The handbook says "If the system fails, you can manipulate the bed with a crank. On the left side, a hump covers the hole for accessing the mechanism."
(There's a kind of artist's impression they've used to show what you're looking for, but it doesn't relate to anything we can see).

We've searched and searched, but can't find 'the hump' or any way of using the little crank to move the bed up or down.

If anyone here has a Chausson with the electric bed and has found the where and how of this, please put us out of our misery!


----------



## trakweb

Hi - only just seen this.

We had a Chausson Suite Relax with the electric bed and had the same problem. If you feel around the bulge you will feel a hole. I just fiddled with the crank and it took a while but it eventually latched onto the spindle.
Very slow to wind and I wouldn't like to have to do it often.

Note of caution - DO NOT LEAVE CRANK IN as I did as when it suddenly starts working again the handle rotates at an amazing speed and flies off. Fortunately no damage done.

Hope this helps


----------



## Hessi

Xtab,
sorry for the late answer, had a problem with our bed in Flash 22.
Found the cranking point for the handle, hope you have thin arms otherwise forget it.
If as i think you have the flash 22 please find information below.

Near side window behind passenger seat.
Two thirds along the window towards passenger seat if you look up you will see a hole approx 1" in diameter and this is where the mechanical cranking handle goes in.

If you hve thick arms you will never do as your arms have to fit between the bed and the blind cover for the window. I have thin arms and managed to get one in and crank bed down approx 1". After doinf this i could not get my arm out, elbow jammed between bed and blind cover. Had to crank bed back up to get my arm out. Really poor design and about as much good as a chocolate fireguard. I guess you would have to remove the blind cover to get even limited access.

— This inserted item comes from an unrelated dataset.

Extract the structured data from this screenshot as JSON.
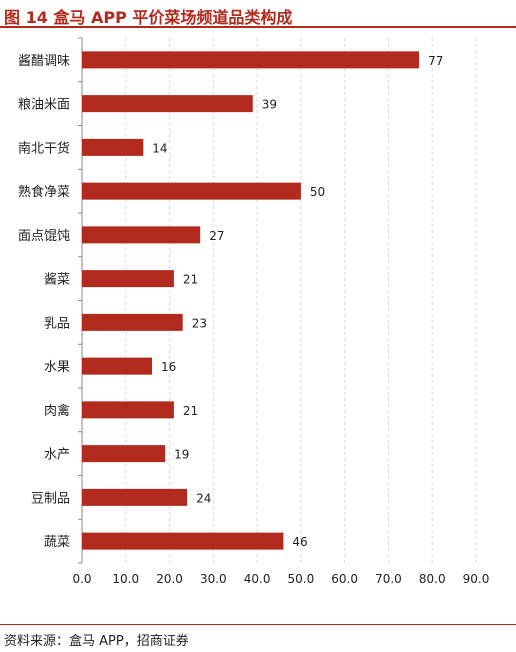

Hope this explanation helps but i am sure it won't help you. Poor design if you ask me.

rgds

Hessi


----------



## terencepaul

Hi, I have a Chausson Sweet Maxi now and found this topic interesting. I looked and found the hump too on the left side of the drop down bed and located the crank gadget but so far I have not engaged it anywhere that is correct as it seems more like a cavern shape opening on the side rather than a small hole for the crank. I will look some more, just in case I ever need it. Hopefully not and I guess starting the engine will get over the battery not doing so good.


----------



## Spacerunner

Check out the Chausson group on Facebook, this topic is discussed at length on there. Some contributors have a lot of knowledge about the problems with electric beds.


----------



## fatbuddha

interesting that this has come up as we've just acquired a Welcome 610 on a Ford chassis. I'll take a look at that Facebook page


----------



## terencepaul

Hi,
I set out to explore the electric bed and get how it is raised using the handle gadget last week. I do no longer like using Facebook so that option was overlooked. I have never really needed to use it and always thought of starting the engine would fix it. Anyway, in my Sweet Maxi the underside of the bed shows a hump on the left side and slightly in front of the island and if you peek under your mattress you will see a wooden cover sitting there which hides the motor mechanism that raises the bed. I used a mirror held next to the window to look clearly inside the hump and easily located the hole in the the motor slightly off centre and a bit lower and on placing the handle gadget proceeded to raise the bed quite easily. I am sure other Chausson models will differ

Any Sweet or Suite Maxi owners out there?


----------